Comment se placera Alternative Libérale dans ce contexte? Nous sommes un mouvement trop jeune pour compter dans ce grand chamboulement et déjà notre statégie n'est pas claire.De ce fait il semble que les candidatures aux législatives d'AL ne soient pas assez nombreuses. Se présenter à une élection est un acte difficile parce qu'on s'expose devant le peuple et puis tout simplement parce que ça prend du temps sur sa vie privée et professionnelle. Enfin il faut avoir un minimum de sens politique et la capacité de faire passer des idées avec un minimum d'éloquence. Ce n'est pas facile. Pour s'engager il faut donc être sûr de la ligne de son parti.
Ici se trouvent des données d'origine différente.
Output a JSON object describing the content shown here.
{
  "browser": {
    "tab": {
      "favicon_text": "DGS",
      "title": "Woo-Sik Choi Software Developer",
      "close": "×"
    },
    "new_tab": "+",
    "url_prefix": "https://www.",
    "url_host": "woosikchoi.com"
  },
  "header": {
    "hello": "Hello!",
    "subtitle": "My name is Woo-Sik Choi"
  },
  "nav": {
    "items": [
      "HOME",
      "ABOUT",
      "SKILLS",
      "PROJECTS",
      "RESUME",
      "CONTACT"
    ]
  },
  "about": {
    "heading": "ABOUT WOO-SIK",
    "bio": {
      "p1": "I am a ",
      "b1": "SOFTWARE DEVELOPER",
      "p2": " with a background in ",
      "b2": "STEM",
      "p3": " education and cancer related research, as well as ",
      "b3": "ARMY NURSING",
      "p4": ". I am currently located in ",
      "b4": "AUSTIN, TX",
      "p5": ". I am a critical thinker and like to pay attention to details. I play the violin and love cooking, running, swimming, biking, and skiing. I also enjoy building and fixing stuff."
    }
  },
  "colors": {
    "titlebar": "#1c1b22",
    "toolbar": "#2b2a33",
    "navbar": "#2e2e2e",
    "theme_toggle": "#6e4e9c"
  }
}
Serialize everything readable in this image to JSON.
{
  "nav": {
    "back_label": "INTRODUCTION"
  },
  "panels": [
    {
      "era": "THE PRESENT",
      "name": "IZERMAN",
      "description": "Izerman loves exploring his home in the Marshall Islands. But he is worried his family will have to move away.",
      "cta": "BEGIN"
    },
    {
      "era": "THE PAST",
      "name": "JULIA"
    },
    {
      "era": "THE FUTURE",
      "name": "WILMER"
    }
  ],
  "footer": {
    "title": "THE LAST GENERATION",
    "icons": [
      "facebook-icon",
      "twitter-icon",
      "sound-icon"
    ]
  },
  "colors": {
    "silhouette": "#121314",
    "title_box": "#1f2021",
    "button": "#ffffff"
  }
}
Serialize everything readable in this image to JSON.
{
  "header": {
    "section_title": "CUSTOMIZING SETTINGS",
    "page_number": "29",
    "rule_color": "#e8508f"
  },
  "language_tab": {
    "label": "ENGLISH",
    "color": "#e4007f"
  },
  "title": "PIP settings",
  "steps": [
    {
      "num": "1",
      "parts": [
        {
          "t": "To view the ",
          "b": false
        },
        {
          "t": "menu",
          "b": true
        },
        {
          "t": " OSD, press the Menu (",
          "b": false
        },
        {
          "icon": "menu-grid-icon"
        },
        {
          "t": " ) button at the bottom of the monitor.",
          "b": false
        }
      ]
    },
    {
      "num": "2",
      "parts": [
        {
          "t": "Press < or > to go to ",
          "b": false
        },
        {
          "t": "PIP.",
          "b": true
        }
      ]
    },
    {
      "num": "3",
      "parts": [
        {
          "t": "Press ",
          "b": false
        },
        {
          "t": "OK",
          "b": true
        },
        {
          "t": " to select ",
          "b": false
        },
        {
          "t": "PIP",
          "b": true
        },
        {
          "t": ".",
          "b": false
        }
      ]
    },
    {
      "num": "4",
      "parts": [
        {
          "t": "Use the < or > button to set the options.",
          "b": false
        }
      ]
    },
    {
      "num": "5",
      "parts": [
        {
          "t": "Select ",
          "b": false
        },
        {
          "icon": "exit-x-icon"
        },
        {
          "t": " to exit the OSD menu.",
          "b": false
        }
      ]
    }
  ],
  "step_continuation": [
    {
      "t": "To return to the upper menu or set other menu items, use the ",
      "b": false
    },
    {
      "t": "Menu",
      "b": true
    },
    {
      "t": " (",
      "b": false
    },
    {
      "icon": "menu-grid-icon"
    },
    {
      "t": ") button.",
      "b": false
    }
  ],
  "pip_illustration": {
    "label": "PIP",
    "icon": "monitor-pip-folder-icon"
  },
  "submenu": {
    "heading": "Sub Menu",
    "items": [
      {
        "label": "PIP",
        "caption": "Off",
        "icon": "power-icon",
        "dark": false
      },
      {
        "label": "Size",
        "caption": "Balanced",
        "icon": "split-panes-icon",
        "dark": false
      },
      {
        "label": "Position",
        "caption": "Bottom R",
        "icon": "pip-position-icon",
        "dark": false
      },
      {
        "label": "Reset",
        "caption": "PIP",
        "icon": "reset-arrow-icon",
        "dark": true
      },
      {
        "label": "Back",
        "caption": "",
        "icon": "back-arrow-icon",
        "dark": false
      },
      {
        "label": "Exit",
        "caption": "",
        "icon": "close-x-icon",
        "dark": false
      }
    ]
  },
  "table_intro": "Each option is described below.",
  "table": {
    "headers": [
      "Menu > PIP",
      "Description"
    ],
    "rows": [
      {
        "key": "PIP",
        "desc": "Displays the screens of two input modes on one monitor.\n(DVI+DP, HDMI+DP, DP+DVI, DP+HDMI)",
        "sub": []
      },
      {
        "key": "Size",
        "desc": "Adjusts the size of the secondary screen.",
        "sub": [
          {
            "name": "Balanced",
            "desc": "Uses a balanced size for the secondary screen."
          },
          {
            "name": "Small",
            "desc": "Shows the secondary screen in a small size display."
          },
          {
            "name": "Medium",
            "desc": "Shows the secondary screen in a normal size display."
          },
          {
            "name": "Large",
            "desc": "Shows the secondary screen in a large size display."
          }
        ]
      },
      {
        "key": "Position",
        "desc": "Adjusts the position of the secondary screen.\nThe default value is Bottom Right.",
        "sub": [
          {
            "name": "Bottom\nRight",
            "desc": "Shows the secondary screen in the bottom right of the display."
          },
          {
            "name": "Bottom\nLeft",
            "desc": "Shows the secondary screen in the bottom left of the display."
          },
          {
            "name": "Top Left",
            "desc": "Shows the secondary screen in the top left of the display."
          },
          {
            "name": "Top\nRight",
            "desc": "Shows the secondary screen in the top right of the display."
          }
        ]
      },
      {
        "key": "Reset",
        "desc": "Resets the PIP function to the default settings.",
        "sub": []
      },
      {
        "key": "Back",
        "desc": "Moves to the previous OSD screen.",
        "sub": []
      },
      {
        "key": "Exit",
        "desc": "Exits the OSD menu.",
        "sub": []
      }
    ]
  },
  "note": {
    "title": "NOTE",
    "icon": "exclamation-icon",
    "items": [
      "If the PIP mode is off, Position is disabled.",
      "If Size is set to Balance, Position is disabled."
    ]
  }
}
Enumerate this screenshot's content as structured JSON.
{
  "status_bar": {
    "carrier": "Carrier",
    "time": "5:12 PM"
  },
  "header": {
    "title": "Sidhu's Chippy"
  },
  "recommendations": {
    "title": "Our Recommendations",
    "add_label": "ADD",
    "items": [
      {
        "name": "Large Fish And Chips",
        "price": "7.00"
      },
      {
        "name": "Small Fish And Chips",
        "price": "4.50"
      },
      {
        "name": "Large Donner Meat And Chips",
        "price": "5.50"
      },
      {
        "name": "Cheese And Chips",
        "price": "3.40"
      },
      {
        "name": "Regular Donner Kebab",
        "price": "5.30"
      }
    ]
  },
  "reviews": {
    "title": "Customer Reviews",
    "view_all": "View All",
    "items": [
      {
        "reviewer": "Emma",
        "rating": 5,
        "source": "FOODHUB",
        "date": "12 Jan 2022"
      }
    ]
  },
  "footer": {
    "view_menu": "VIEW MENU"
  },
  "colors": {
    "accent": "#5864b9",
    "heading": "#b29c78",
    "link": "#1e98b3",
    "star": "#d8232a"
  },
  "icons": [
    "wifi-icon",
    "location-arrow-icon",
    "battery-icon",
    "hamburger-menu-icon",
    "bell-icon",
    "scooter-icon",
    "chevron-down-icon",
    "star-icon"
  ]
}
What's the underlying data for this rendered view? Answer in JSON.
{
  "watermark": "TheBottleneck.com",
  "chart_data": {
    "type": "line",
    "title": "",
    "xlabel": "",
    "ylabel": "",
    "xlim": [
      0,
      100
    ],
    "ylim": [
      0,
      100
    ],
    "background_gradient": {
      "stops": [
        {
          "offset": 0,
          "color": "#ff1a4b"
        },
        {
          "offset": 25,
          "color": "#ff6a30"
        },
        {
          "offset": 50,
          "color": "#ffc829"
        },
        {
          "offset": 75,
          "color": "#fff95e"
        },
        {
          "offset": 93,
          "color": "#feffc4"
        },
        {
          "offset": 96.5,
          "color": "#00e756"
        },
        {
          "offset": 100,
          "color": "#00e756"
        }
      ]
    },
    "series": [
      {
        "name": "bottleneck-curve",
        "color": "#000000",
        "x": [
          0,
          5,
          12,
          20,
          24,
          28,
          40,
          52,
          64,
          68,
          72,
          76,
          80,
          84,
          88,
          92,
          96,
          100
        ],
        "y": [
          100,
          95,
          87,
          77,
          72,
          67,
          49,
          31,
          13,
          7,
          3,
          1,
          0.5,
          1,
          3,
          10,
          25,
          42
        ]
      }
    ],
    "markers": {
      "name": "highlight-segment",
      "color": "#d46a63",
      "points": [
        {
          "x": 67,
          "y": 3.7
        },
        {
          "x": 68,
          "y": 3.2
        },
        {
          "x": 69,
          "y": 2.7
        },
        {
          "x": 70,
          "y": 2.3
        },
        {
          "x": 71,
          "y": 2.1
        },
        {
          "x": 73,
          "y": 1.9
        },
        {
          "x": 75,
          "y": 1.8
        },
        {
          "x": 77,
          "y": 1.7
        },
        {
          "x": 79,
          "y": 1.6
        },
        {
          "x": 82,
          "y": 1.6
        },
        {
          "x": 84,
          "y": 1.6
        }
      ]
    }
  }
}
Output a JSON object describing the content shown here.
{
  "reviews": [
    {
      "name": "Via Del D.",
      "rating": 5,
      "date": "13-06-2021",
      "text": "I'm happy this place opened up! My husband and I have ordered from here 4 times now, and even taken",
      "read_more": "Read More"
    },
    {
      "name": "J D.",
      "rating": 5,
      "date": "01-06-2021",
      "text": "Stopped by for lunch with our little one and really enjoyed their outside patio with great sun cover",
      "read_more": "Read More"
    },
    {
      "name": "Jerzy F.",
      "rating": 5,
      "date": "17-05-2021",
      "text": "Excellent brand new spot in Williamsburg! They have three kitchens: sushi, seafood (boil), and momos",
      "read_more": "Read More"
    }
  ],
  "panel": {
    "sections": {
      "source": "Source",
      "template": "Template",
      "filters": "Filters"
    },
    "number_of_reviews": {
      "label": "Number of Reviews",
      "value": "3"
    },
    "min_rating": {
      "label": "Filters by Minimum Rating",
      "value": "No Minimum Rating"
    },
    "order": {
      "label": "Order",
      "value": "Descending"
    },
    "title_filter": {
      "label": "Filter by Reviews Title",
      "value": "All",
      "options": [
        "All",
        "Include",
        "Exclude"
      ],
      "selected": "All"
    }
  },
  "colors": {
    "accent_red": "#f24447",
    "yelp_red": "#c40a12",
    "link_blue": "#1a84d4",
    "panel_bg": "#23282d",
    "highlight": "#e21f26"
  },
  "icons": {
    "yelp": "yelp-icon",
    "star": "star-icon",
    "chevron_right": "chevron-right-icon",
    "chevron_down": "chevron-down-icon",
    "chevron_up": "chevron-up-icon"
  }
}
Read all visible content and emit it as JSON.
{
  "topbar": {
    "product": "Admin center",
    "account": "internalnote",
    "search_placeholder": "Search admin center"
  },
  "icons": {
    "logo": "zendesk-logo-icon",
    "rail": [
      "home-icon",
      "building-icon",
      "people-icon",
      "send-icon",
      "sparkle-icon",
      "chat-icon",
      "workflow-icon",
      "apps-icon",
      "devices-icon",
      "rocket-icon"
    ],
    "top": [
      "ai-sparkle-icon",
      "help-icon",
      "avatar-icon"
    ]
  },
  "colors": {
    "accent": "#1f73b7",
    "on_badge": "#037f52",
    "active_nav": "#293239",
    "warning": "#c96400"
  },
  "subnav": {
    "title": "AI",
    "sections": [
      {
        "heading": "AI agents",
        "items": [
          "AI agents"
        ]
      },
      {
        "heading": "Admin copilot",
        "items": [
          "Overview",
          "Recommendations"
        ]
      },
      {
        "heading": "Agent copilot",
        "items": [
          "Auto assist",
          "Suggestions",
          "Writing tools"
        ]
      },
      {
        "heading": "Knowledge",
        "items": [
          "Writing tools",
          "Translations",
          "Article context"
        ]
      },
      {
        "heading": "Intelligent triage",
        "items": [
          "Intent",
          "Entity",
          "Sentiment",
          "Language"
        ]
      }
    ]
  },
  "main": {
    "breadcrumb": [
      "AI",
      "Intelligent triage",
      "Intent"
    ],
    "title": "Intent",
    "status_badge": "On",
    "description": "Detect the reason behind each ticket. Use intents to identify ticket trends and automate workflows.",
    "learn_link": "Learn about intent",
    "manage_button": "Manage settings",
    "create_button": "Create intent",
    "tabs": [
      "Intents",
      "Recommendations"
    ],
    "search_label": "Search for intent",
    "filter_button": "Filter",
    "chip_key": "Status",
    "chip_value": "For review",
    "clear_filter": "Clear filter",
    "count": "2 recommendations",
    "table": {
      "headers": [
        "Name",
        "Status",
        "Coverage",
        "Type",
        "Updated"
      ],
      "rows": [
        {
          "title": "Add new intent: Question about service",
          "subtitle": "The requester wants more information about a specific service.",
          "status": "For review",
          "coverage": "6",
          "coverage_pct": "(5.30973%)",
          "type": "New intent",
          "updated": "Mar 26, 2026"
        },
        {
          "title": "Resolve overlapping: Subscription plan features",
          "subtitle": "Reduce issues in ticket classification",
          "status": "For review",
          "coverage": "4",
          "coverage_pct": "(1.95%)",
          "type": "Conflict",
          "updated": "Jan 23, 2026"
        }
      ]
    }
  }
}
Je regardais hier une émission à la télé avec un candidat UDF qui trimait tout seul à Sarcelles pour tracter en faisant appel à des amies elles mêmes de gauche. C'est dire que même l'UDF qui existe depuis des dizaines d'années en France ne dispose pas de l'assise suffisante pour encadrer des candidats dans les 577 circoncriptions.
Alternative libérale est un mouvement jeune, ses idées sont bonnes et ses dirigeants ont la fougue de la jeunesse qui veut monter vite. Le PS a le MJS, l'UMP les Jeunes UMP mais chez AL ce sont les jeunes qui ont eu l'initiative et qui ont le pouvoir. C'est une belle aventure mais il faut garder une ligne claire et être patient. Le jeu politique actuel est trouble et il nous faut bien saisir les enjeux du moment pour ne pas nous retrouver positionner à un endroit qui serait incompatible avec nos valeurs libérales.
En ce sens j'espère que nous ne ferons pas d'alliance précipitée avec le nouveau parti de François Bayrou qui semble pencher à gauche de façon assez troublante. Cette gauche, qui ne sait plus où elle va ni qui elle est, envoie des messages contradictoires tous azimuts et entre dans une période de refondation qui définira les frontières politiques pour les années à venir. Nous ne pouvons peser dans tous ses choix qui nous dépassent alors sachons prendre le parti de la patience pour décider de notre stratégie quand le moment sera venu. Dans l'intervalle il nous faut continuer à construire les structures et surtout à rendre le parti à ses adhérents en préparant les élections internes qui donneront une légitimité démocratique à nos futurs dirigeants.